A Águas de Portugal também será, em tese, privatizável. A holding do ambiente já alienou a participada que gere os resíduos, a EGF. Se for concretizada a reforma do setor da água, e se os resultados cumprirem as metas anunciadas, a AdP ficará em condições de atrair investidores privados, que aliás sempre tiveram um grande apetite pelo grupo que gere a captação e distribuição de água.
A dívida dos municípios e o défice tarifário nos preços grossistas (entre sistemas) e no cliente final, eram os grandes obstáculos financeiros. Mas o maior entrave a esta operação não será económico, mas sim político e terá muitos protagonistas: as autarquias que são uma peça decisiva no modelo de organização do setor, porque são parcerias, acionistas e clientes das empresas controladas pela Águas de Portugal.
O executivo tem negado planos para privatizar a água, argumento usado para justificar a exclusão do setor da legislação que protege os ativos estratégicos. Mas isso é nesta legislatura. E na próxima? Não há informação. Já o Partido Socialista inclui a Empresa Geral de Fomento nas privatizações que pretende “travar” se e quando chegar ao poder. O programa socialista defende também uma TAP como capital maioritariamente público. Mas não é claro como pretende agir perante os factos consumados.
A Autoridade da Concorrência já deu luz verde à compra EGF. Na TAP ainda falta dar os passos finais, mas depois de prometer reverter o negócio, o discurso de António Costa ficou mais moderado. O líder do PS condiciona uma decisão à defesa do interesse público e ao que será possível fazer.
A jóia da coroa é…
A operação mais quente nunca fez parte de um programa de privatizações, mas está sempre na agenda política. A abertura a privados da Caixa Geral de Depósitos pode ser um dos temas que mais separa os socialistas da atual liderança do PSD. A troika queria, mas o último governo socialista bateu o pé. Passos Coelho defendeu-a quando chegou à liderança do partido, mas acabou por recuar, nomeadamente face às pressões do CDS, parceiro de coligação. Vender a CGD num ambiente de alto stress financeiro, com a banca a atravessar os seus piores anos e a necessitar de muito capital, seria um negócio perigoso e politicamente indefensável.

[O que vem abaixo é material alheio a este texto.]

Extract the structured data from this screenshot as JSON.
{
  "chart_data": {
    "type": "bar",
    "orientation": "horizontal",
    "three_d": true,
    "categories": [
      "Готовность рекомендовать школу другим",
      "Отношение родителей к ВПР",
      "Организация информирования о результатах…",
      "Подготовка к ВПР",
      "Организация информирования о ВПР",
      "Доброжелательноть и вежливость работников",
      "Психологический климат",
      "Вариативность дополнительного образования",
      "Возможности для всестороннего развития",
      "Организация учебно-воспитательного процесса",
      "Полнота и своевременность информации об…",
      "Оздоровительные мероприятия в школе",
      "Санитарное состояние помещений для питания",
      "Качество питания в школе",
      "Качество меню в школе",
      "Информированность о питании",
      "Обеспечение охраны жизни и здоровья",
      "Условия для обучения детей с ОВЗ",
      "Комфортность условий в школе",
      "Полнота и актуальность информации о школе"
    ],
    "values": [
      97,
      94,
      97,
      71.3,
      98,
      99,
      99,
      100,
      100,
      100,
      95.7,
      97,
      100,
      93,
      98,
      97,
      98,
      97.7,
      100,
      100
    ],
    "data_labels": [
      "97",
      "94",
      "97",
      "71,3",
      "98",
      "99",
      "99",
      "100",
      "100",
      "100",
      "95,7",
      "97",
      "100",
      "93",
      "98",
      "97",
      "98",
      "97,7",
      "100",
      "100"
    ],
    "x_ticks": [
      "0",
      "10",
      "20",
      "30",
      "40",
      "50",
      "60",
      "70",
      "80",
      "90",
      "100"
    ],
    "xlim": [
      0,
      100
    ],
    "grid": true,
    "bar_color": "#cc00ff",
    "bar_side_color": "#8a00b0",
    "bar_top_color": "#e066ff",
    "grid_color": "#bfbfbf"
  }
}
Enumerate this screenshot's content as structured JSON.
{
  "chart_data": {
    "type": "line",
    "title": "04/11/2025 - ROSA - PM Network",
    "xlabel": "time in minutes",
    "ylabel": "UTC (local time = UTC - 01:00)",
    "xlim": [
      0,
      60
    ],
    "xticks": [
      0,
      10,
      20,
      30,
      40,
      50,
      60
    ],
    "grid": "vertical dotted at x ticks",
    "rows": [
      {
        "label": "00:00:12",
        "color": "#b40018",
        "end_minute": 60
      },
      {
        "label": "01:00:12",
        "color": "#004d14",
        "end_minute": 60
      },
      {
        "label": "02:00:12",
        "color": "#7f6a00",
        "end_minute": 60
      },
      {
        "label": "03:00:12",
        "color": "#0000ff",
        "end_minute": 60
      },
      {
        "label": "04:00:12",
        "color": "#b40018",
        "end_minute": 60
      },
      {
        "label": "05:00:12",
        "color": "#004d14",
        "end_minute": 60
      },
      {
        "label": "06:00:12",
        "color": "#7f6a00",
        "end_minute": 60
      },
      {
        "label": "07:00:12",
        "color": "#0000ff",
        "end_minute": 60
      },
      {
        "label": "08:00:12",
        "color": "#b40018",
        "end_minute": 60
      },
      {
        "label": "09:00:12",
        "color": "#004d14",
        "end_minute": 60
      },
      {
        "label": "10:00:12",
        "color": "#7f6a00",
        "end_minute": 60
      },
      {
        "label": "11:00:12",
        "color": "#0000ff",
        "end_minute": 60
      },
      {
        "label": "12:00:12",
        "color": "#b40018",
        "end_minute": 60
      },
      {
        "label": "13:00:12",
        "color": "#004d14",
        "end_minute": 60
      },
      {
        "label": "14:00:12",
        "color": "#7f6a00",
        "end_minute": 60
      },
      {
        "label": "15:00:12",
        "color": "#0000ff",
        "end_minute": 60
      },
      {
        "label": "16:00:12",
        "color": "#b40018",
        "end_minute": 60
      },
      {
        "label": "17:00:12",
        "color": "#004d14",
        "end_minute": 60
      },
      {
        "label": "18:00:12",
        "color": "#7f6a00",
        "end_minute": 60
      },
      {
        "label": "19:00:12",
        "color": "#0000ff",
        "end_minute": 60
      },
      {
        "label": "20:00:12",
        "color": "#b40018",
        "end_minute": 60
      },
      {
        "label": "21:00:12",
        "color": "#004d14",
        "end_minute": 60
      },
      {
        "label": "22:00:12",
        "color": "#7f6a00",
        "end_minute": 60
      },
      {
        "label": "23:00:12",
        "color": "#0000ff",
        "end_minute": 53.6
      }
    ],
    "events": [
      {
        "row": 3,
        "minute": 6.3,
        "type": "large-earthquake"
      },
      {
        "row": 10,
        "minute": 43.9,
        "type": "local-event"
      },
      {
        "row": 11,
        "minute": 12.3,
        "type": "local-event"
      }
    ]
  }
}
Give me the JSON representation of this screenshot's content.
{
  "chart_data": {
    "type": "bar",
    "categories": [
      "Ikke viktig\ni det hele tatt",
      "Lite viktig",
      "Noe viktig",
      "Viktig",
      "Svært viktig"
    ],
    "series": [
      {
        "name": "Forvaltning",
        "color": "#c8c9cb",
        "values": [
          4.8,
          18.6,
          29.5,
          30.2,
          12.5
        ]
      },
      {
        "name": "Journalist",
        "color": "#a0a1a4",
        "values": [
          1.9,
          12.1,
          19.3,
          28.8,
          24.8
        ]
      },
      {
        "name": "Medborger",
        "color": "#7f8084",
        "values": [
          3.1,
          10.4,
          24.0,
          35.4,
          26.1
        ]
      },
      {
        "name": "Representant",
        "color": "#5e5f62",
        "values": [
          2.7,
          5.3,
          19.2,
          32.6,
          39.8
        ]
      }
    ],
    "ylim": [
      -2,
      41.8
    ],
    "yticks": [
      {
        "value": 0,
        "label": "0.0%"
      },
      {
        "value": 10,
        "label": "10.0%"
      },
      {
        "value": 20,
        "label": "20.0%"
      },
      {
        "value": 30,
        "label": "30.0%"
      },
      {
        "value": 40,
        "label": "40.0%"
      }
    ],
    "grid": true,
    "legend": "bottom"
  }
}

Mas a venda da Caixa é como o mito do eterno retorno. E não faltaram vozes à esquerda a interpretar os lamentos públicos do primeiro-ministro sobre a CGD, como um regresso do fantasma da privatização. À pergunta do Jornal de Negócios sobre se o preocupava o facto de o banco do Estado ter sido o único a não reembolsar os apoios do Estado, Passos Coelho respondeu: “Causa, causa sim, porque era suposto que a Caixa Geral de Depósitos tivesse podido já obter resultados que permitissem fazer uma parte desse reembolso.”
O programa eleitoral da atual maioria é omisso em relação a uma operação na Caixa, tal como ignora outra privatização que Passos Coelho queria fazer, mas deixou cair, a RTP.
Pode demorar, mas a CGD vai voltar a dar lucro e a contribuir de forma relevante para os cofres do Estado, argumento que tanto pode ser usado a favor, como contra a privatização. Há contudo um dado novo na equação que pode dar força aos que são contra a privatização do banco do Estado.
Nos anos da crise financeira e do sobressalto na banca, a Caixa foi o porto seguro para depositantes e aliviou a desconfiança no sistema bancário. Com os bancos portugueses em mãos estrangeiras, a CGD é o grande banco português que sobra e a única garantia de que assim continuará é manter o controlo do Estado. Isso não impede que se possa equacionar uma abertura minoritária do capital, sobretudo num cenário de necessidade de mais capital.
Na qualidade de banco público, a CGD é também um instrumento de política económica e, mais do que isso, um instrumento de regulação, dado o seu poder de mercado. Poucos se lembrarão, mas quando alguns bancos privados quiseram cobrar comissões no multibanco, bastou a Caixa dizer que não o faria para os outros recuarem.